At one of those companies, C-Cube, we were making the foundational video technology that enabled the whole transformation to digital cable, satellite and DVDs. I spent countless hours with executives in these industries while we figured out how this would all work, and around 1994 I heard them tell us all that “500 channel cable” would be here, the coming year, maybe the year after that. Right around the corner.

Except it wasn’t. It only took about another 15 years.

But it never would have happened if we all hadn’t been working away, really hard and for a long time, acting, believing that “right around the corner” was really true.

I felt like I was a little smarter when I was at RealNetworks in 1999, and I heard many of these same executives talk about how by using the internet over cable (or telephone lines) they could deliver movies and 500 channels of TV the next year. Maybe the year after that.

And I remember leaving some of these meetings and telling my colleagues I’d heard this before, and it wasn’t going to work out that way, that they were “breathing their own exhaust fumes”. But I still worked really hard, and for a long time, trying to make that “right around the corner” become true too.

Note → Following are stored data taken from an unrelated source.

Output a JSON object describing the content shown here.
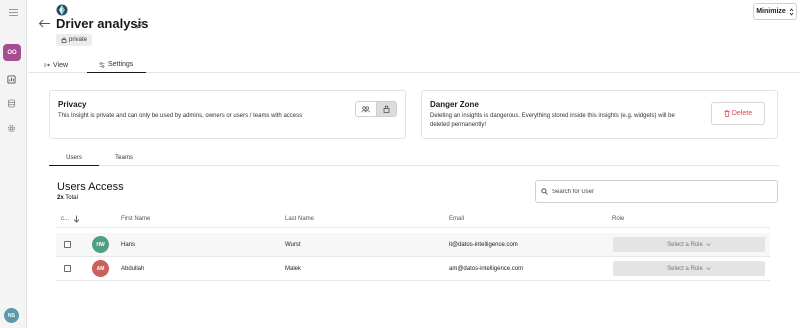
{
  "header": {
    "title": "Driver analysis",
    "visibility_badge": "private",
    "minimize_label": "Minimize"
  },
  "rail": {
    "workspace_initials": "OO",
    "user_initials": "NS",
    "workspace_color": "#a44d8f",
    "user_color": "#5b9aa8"
  },
  "tabs": [
    {
      "label": "View",
      "icon": "view-icon"
    },
    {
      "label": "Settings",
      "icon": "settings-sliders-icon",
      "active": true
    }
  ],
  "privacy": {
    "title": "Privacy",
    "description": "This Insight is private and can only be used by admins, owners or users / teams with access",
    "options": [
      "users-icon",
      "lock-icon"
    ],
    "selected": "lock-icon"
  },
  "danger": {
    "title": "Danger Zone",
    "description_line1": "Deleting an insights is dangerous. Everything stored inside this insights (e.g. widgets) will be",
    "description_line2": "deleted permanently!",
    "delete_label": "Delete",
    "delete_color": "#e0464c"
  },
  "subtabs": [
    {
      "label": "Users",
      "active": true
    },
    {
      "label": "Teams"
    }
  ],
  "users_access": {
    "title": "Users Access",
    "total_count": "2x",
    "total_label": "Total",
    "search_placeholder": "Search for User"
  },
  "table": {
    "columns": [
      "c...",
      "First Name",
      "Last Name",
      "Email",
      "Role"
    ],
    "rows": [
      {
        "initials": "HW",
        "avatar_color": "#4f9f86",
        "first": "Hans",
        "last": "Wurst",
        "email": "it@datos-intelligence.com",
        "role": "Select a Role"
      },
      {
        "initials": "AM",
        "avatar_color": "#c9625a",
        "first": "Abdullah",
        "last": "Malek",
        "email": "am@datos-intelligence.com",
        "role": "Select a Role"
      }
    ]
  }
}
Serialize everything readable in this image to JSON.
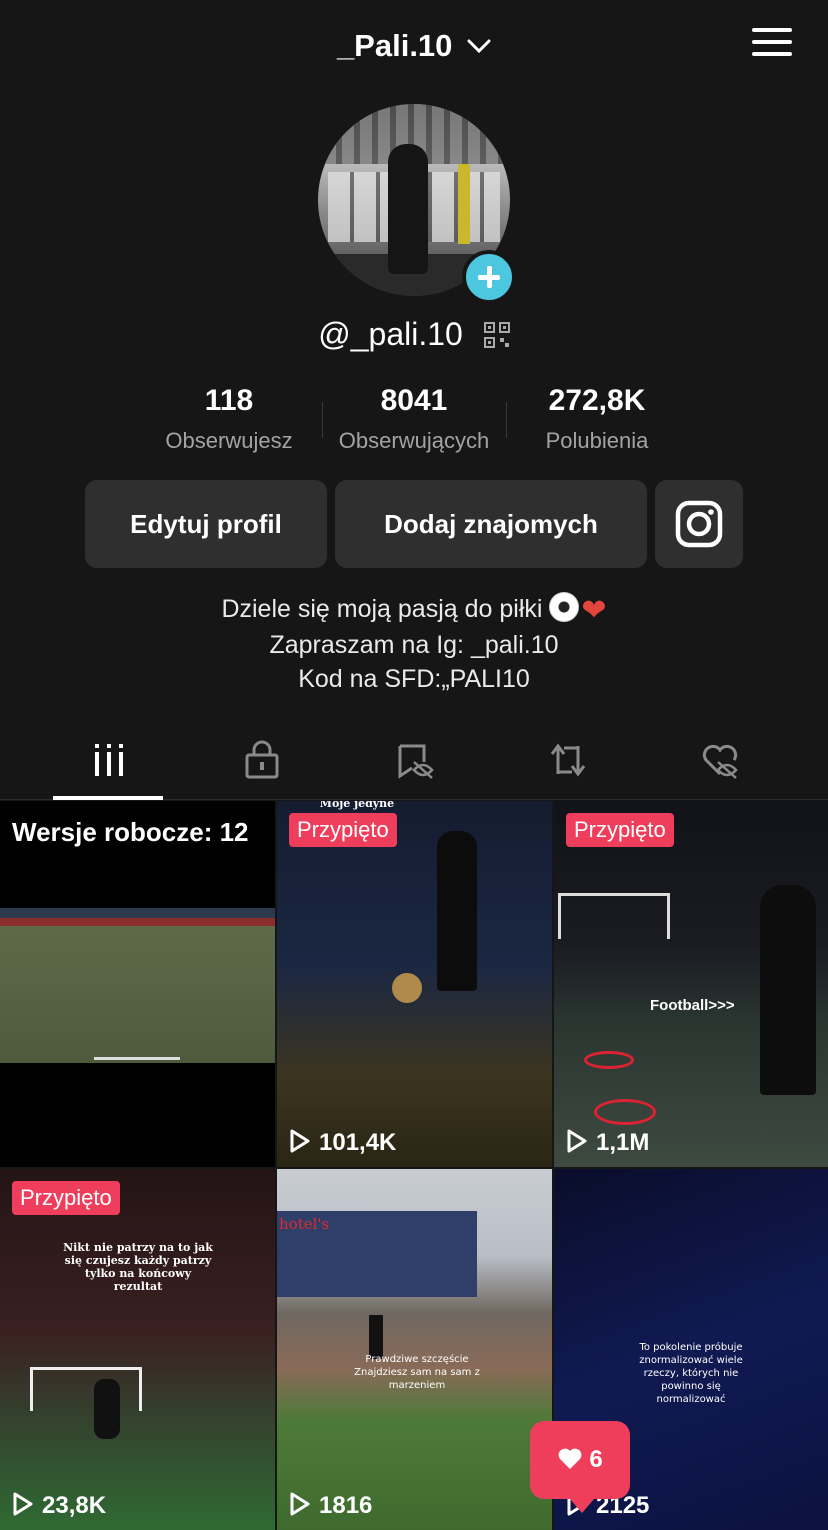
{
  "header": {
    "username_title": "_Pali.10"
  },
  "profile": {
    "handle": "@_pali.10"
  },
  "stats": [
    {
      "value": "118",
      "label": "Obserwujesz"
    },
    {
      "value": "8041",
      "label": "Obserwujących"
    },
    {
      "value": "272,8K",
      "label": "Polubienia"
    }
  ],
  "buttons": {
    "edit_profile": "Edytuj profil",
    "add_friends": "Dodaj znajomych"
  },
  "bio": {
    "line1": "Dziele się moją pasją do piłki",
    "line2": "Zapraszam na Ig: _pali.10",
    "line3": "Kod na SFD:„PALI10"
  },
  "tabs": [
    "videos-grid",
    "private",
    "favorites",
    "reposts",
    "liked"
  ],
  "videos": [
    {
      "drafts_label": "Wersje robocze: 12"
    },
    {
      "pinned": "Przypięto",
      "views": "101,4K",
      "overlay": "Moje jedyne"
    },
    {
      "pinned": "Przypięto",
      "views": "1,1M",
      "overlay": "Football>>>"
    },
    {
      "pinned": "Przypięto",
      "views": "23,8K",
      "overlay": "Nikt nie patrzy na to jak się czujesz każdy patrzy tylko na końcowy rezultat"
    },
    {
      "views": "1816",
      "overlay": "Prawdziwe szczęście Znajdziesz sam na sam z marzeniem",
      "sign": "hotel's"
    },
    {
      "views": "2125",
      "overlay": "To pokolenie próbuje znormalizować wiele rzeczy, których nie powinno się normalizować"
    }
  ],
  "like_notification": {
    "count": "6"
  },
  "colors": {
    "accent_pink": "#ef3e5c",
    "avatar_plus": "#4dc6e0",
    "background": "#161616"
  }
}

So here we are, in 2009, and I can order a movie from Amazon over the internet and have it delivered to my Tivo. Just ten years later, or 15 depending on whose vision of the future is the reference point.

And it struck me in the conversations I was having with the execs, that perhaps it’s not so much feeling a million years old, it’s realizing that early stage investing and startup companies places you in this strange place, where you straddle two worlds. The world “inside” the vision, where the idea is bold and the future seems right in front of you, and the world “outside” where you can look at these companies and understand it will take a decade, maybe more, for that reality to be commonplace and accepted.

There’s a semi-derogatory name for this inside world, and it’s “the echo chamber”. Most of the time it’s focused at Silicon Valley, but I actually think it’s not geographically constrained. The boundaries are more around the locus of a really big idea and a group of people who can pull it off. They get a bunch of other people to believe them, to buy into the vision – customers, partners, press, analysts – and now there’s a cohort that reinforces the belief system.

You can see this playing out, right now, with all the convulsing about Twitter. It’s been ascribed to being useful just to folks in the valley, just the people whose whole focus in life is in the development and consumption of technology most of “the rest of us” will never need or see the use in.

Kara Swisher of the Wall Street Journal wrote about Twitter in this context a year ago. And I read her column at the time and my reaction was “I’m glad she called this one out, it’s ridiculous how much hyperventilating goes on in the valley about stuff like this – it really is an echo chamber”.

But there’s nothing wrong with this, in fact it’s exactly how we ended up with Tivos at home and can’t imagine life without them, how we watch Susan Boyle shatter our expectations and assumptions about image and substance, and how a billion apps can be downloaded onto iPhones in nine months. And how we will all be tweeting and wonder how we ever communicated without it. In about ten years.